Endgame by May Sarton

Endgame by May Sarton

Author:May Sarton
Language: eng
Format: epub
ISBN: 9781504017947
Publisher: Open Road Media


Saturday, December 22

Between four and seven I lay awake in a waking nightmare over the war—the war that is almost bound to happen and hasn’t happened. And the strange darkness that we’re in while we wait and the extraordinary flightiness of our president, who seems to have no real policy. When the war starts, what then? If we win, what then? Who knows? Who knows what’s going to happen? One simply suffers heartbreak thinking about it and the four hundred thousand or more families who will have a dismal Christmas this year. One has the feeling that Hussein is simply playing for time, that he thinks that if he holds out long enough things will fall apart, that the allies will not sustain the effort. Of course, that is partly why George Bush is being so adamant and so violent. He’s trying desperately to hang on to the reins. There is something upsetting and even futile about this. No American can be told that we are going to throw twenty thousand lives of Americans away for a slight reduction in the price of oil. It is a grotesque idea. As far as Kuwait goes, there are argments on both sides. It was not a democracy, that’s for sure, but that they have suffered, that they have been very badly treated, there’s no doubt. If, as one general said recently, we throw everything into the first few hours and win, that would be an optimum end, but if we don’t and then have to go on for months it’s going to be a sorry, brutal, brutalizing war.

Meanwhile here at home Susan is making a hearth and Christmas house of this house. It would be, God knows, desolate without her. Janice, who usually comes and makes fish chowder on Christmas Eve, can’t come because Priscilla’s friend Angela is dying of cancer in Westminster. Janice must go and be with Priscilla during these last terrible hours as Angela’s life wanes.

I’m hoping that this afternoon we’ll be able to see Katharine Hepburn in that poignant film Summertime. More than any other film in which I’ve seen her this brings out the tenderness and the really deep capacity for love that she proved in her long relation with Spencer Tracy, who could not divorce because he was Catholic—a long, faithful love affair. I think of her nursing him when he was so ill, bringing him soup that she made, being at the same time outside the family, which must have been hard.
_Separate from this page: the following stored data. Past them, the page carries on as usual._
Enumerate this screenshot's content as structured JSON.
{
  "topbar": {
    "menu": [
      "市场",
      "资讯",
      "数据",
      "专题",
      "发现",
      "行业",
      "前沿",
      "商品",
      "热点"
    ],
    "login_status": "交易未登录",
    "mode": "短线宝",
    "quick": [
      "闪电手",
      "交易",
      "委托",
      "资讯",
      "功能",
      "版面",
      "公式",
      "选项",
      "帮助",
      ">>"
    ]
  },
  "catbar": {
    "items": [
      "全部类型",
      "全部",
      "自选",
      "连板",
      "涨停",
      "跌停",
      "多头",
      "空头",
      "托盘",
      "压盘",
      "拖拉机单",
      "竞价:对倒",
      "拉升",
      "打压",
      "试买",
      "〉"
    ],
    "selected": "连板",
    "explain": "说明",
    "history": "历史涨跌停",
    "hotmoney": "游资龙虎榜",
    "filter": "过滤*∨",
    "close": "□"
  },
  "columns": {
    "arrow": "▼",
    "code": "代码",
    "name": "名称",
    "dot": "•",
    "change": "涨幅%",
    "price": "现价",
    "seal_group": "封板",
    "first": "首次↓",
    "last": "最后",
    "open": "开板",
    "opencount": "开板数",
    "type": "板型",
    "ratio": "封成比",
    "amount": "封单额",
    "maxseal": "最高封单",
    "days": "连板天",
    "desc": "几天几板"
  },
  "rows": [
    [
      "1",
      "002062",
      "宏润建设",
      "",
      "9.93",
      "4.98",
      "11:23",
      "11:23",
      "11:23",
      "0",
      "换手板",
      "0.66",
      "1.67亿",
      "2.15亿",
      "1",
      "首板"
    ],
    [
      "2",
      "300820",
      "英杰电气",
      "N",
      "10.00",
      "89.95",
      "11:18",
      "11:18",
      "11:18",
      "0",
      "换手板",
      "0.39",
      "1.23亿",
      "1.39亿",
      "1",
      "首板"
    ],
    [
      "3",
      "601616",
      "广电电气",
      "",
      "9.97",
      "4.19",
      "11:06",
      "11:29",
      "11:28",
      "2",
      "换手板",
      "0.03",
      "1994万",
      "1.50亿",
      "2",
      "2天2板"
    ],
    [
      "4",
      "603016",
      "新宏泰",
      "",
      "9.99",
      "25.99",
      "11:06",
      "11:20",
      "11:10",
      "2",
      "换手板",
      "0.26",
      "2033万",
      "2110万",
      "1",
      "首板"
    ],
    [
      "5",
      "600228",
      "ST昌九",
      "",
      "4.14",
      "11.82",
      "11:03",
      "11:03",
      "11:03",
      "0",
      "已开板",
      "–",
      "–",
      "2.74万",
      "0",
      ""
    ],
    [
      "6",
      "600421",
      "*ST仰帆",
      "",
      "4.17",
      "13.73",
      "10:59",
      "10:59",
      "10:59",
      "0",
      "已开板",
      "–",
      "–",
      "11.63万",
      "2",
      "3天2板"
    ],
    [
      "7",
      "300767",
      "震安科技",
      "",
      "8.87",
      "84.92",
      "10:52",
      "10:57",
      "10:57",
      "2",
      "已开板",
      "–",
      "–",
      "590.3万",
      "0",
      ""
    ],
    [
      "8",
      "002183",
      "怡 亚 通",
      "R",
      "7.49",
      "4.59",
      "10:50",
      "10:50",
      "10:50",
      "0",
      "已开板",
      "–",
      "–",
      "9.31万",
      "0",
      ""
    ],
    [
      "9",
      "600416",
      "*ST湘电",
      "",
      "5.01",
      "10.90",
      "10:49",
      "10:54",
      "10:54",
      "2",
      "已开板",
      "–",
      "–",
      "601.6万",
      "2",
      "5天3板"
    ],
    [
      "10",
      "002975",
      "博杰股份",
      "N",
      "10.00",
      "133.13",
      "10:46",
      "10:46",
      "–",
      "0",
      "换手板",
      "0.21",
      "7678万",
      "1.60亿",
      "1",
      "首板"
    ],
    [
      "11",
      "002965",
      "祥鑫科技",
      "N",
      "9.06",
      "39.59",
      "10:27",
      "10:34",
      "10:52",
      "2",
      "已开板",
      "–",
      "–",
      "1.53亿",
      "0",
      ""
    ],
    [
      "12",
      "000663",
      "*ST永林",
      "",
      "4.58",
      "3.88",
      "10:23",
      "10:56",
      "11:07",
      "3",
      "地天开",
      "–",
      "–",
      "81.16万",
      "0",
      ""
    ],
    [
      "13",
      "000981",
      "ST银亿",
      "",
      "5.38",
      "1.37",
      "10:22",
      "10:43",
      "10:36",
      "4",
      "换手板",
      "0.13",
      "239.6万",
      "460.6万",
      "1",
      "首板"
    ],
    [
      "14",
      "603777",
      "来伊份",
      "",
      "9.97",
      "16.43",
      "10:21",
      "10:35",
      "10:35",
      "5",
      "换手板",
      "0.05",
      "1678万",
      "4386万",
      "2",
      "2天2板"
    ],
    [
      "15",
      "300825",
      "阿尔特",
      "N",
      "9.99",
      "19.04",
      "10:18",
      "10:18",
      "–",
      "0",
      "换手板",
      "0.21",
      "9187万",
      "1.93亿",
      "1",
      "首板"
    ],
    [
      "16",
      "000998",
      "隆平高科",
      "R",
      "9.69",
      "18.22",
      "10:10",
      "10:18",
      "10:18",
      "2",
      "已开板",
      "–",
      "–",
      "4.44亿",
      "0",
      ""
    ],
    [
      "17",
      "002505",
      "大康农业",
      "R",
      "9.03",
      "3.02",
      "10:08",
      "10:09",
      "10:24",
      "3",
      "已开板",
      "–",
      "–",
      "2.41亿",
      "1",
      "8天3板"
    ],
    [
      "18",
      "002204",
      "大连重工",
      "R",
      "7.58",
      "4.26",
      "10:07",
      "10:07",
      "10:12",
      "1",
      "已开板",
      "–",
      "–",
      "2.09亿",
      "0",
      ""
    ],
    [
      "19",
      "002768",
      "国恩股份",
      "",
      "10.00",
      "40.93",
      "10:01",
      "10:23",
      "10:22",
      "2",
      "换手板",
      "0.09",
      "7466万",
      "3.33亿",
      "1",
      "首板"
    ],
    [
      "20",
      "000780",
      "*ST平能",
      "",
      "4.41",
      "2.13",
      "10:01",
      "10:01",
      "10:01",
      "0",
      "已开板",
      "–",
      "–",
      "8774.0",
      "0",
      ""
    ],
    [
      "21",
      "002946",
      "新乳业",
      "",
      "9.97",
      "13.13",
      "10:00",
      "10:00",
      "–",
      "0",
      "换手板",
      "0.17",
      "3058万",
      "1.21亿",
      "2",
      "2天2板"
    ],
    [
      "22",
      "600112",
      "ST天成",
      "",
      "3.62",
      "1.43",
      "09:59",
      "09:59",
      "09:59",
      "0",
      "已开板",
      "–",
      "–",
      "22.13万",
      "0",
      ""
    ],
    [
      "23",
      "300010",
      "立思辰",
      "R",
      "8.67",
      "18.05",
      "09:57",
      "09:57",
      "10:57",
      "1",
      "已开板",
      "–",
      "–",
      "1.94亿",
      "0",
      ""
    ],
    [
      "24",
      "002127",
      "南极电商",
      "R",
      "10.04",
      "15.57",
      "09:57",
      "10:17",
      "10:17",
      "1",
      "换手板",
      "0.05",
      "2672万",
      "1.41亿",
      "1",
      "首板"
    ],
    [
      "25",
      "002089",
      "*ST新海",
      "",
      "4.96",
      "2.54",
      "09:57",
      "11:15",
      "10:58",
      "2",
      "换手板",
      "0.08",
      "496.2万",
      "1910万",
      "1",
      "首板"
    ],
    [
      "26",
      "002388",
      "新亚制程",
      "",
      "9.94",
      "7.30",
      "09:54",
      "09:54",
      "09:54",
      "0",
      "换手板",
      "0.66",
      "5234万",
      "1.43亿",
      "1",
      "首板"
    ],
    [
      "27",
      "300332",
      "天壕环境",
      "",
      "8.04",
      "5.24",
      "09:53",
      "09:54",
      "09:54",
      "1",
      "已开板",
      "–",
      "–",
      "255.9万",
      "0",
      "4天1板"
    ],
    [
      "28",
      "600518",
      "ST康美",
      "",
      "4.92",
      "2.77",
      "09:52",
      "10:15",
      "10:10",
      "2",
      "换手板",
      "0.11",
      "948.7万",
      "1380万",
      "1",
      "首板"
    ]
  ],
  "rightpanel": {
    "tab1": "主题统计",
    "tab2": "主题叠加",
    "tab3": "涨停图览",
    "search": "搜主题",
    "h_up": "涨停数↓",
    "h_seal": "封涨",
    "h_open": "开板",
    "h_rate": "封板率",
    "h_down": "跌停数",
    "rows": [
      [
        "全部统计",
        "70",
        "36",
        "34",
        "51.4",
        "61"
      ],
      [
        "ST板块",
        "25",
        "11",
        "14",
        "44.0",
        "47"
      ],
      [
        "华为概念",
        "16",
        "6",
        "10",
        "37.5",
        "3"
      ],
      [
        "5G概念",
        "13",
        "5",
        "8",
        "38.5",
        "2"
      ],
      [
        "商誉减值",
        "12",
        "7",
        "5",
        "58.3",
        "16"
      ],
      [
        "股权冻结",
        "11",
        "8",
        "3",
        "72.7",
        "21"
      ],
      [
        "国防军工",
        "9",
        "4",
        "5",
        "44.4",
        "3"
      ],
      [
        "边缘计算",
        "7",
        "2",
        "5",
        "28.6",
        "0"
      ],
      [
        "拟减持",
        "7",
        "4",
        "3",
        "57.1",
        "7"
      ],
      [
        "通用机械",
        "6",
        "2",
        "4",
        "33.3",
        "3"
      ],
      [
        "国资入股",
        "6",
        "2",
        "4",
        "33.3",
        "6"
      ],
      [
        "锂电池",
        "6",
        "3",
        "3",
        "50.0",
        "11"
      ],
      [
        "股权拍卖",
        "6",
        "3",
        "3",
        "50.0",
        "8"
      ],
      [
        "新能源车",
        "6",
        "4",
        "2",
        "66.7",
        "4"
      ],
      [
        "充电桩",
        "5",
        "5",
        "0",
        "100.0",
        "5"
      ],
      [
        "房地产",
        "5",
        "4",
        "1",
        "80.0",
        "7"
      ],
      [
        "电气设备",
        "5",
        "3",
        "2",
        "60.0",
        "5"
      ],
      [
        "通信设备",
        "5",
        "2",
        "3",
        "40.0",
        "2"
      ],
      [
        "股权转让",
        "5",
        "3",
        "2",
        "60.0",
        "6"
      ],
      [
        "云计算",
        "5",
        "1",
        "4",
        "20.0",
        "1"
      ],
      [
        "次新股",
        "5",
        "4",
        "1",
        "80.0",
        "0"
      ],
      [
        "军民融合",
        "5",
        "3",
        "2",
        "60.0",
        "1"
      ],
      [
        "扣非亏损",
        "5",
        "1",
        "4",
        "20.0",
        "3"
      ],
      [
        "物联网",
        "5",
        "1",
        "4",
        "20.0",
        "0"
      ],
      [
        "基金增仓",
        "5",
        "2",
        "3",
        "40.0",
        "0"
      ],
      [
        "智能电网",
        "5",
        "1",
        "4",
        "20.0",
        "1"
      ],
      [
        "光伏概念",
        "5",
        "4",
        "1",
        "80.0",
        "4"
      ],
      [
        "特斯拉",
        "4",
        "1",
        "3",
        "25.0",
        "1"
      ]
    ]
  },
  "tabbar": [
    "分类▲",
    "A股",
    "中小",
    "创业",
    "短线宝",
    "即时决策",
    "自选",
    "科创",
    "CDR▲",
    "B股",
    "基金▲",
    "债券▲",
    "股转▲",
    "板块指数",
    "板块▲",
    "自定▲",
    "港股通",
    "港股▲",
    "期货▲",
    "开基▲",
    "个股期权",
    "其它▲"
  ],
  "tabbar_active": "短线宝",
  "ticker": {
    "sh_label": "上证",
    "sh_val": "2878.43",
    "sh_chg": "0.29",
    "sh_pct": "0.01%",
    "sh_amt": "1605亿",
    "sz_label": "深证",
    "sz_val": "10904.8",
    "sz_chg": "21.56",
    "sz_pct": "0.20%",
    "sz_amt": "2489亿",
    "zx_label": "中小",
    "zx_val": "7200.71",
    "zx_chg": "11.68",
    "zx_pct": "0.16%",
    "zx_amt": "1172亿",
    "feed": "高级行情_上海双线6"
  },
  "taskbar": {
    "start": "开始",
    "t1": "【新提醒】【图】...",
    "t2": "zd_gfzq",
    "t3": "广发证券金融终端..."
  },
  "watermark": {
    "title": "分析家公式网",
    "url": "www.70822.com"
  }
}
Rod Kessler, when he came the other day, took a photograph of me sitting in the chaise longue where I am all day long. It was not with a flash and there I sit—a really very old lady. I’m shocked to see it. Luckily inside myself I don’t see the lines, I don’t see the really appallingly frail and old-looking woman that I have become. The long illness may have something to do with it. If I had not been ill I would presumably not look quite so old.